Tout cela avec en arrière-plan une peinture sociale, qui met en scène des personnages enfermés dans leur condition. Yves ravey dessine aussi la France et ses paysages, ses banlieues, ses zones pavillonaires et industrielles, ses motels ou ses cafés de centre-ville. On y voit les photographies de Raymond Depardon. En prime : un art consommé du dialogue, et l'humour souvent en embuscade. Il y a aussi toutes ces petites phrases à double sens : où "faire fondre la glace" ne fait pas seulement référence au milk-shake et "tourner à l'orage" à la météo.

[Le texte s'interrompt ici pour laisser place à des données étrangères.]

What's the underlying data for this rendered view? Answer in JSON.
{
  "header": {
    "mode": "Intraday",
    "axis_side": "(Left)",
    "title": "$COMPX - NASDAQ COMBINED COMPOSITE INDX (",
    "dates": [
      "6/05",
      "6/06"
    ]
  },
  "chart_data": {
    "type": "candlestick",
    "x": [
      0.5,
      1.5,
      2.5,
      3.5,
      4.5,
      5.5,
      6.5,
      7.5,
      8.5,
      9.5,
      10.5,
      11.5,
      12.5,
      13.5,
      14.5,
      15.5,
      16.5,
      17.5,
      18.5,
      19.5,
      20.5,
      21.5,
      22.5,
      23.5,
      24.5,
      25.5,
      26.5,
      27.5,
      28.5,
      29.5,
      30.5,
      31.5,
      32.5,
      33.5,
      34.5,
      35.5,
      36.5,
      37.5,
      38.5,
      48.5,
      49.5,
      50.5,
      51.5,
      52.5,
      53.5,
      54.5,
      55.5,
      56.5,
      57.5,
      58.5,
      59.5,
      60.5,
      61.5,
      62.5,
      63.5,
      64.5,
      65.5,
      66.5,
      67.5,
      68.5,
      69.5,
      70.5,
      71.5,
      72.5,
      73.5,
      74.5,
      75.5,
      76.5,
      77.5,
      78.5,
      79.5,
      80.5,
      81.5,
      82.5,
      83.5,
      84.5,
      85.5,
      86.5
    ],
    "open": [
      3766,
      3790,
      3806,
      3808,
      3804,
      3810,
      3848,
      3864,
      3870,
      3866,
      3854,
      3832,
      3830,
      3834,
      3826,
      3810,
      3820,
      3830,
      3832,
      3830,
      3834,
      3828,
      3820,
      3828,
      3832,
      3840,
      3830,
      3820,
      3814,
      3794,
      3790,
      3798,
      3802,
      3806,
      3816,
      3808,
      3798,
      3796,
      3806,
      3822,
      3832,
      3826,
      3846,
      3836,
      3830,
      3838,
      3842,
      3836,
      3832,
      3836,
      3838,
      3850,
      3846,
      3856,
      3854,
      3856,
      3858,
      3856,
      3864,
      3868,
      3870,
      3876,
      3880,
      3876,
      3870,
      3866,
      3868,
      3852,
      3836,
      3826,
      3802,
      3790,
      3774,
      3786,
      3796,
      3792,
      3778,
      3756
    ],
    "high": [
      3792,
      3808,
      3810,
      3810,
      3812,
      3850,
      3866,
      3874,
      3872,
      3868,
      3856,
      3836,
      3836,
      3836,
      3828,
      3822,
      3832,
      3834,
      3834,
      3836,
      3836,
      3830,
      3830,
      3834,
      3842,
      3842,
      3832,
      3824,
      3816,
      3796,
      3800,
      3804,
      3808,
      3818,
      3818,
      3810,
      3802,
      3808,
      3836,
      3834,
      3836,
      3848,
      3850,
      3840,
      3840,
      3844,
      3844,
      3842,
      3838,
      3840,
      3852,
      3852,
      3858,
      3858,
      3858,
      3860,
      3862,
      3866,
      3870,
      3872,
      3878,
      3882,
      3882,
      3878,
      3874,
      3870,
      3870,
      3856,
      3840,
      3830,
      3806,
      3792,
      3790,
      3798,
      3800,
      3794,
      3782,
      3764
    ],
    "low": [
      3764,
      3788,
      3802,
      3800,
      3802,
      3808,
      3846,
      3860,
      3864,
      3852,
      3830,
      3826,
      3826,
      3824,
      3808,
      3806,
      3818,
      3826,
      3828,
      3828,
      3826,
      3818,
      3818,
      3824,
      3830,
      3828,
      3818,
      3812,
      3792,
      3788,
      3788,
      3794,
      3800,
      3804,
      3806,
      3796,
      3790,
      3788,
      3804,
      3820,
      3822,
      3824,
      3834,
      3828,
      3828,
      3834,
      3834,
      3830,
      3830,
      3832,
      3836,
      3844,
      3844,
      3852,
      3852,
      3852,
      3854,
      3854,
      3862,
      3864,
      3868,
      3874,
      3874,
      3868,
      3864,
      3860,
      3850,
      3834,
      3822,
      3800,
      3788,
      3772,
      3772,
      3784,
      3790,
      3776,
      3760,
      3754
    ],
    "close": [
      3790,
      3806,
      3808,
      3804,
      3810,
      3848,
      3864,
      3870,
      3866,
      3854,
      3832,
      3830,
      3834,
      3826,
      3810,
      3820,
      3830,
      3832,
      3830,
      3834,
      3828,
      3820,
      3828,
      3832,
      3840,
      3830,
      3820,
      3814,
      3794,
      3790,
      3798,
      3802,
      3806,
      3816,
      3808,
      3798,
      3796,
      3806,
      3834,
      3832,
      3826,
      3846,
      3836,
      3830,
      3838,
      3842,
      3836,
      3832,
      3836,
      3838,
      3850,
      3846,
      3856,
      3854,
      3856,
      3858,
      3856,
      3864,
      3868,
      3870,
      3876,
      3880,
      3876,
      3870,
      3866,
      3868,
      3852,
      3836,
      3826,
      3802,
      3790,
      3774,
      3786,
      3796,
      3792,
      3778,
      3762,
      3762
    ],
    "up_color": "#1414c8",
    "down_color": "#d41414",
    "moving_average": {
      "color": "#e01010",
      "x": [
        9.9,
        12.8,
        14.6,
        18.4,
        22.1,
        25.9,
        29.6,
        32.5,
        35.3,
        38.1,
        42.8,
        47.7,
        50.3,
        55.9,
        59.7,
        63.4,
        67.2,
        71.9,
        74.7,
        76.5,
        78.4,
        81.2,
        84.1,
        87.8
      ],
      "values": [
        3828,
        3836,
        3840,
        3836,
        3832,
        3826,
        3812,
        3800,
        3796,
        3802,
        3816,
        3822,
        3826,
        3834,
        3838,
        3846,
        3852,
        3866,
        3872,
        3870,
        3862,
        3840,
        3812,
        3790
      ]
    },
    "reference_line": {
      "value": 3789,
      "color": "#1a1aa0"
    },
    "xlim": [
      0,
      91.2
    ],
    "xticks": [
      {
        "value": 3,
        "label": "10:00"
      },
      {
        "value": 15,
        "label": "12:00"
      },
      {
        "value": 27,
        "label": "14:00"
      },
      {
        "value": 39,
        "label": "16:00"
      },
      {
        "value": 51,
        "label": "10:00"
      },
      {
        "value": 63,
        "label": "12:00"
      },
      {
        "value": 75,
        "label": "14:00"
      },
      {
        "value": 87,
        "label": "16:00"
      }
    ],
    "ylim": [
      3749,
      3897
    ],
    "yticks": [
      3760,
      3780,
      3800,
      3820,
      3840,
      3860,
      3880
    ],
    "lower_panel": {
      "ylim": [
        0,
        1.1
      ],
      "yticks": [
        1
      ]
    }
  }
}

L'écriture d'Yves Ravey, limpide et discrète, est redoutablement efficace pour servir un récit obscur et déroutant. La performance tient autant de l'écriture que de la construction romanesque, et notamment du choix du narrateur, celui-là même qui est censé détenir la vérité, mais qui trimballe le lecteur de bout en bout, le laissant pantelant sur le bord de la route, avec des questions non résolues, preuve que la vérité n'est jamais qu'une question de point de vue. Une fois encore Yves Ravey sème le trouble, et on se laisse faire avec délice.
 
La fille de mon meilleur ami Yves Ravey  (Editions de Minuit – 153 pages – 14 euros)

Extrait
"Le cri de Mathilde a jailli dans l'air, suivi d'un claquement de porte. Je me suis levé, ébloui par le soleil, en renversant la chaise, à la recherche des mes lunettes à verre fumé : Mathilde, vêtue d'un déshabillé, lançait sa valise ouverte sur le parking, une jupe chiffonnée dans la main. J'ai couru."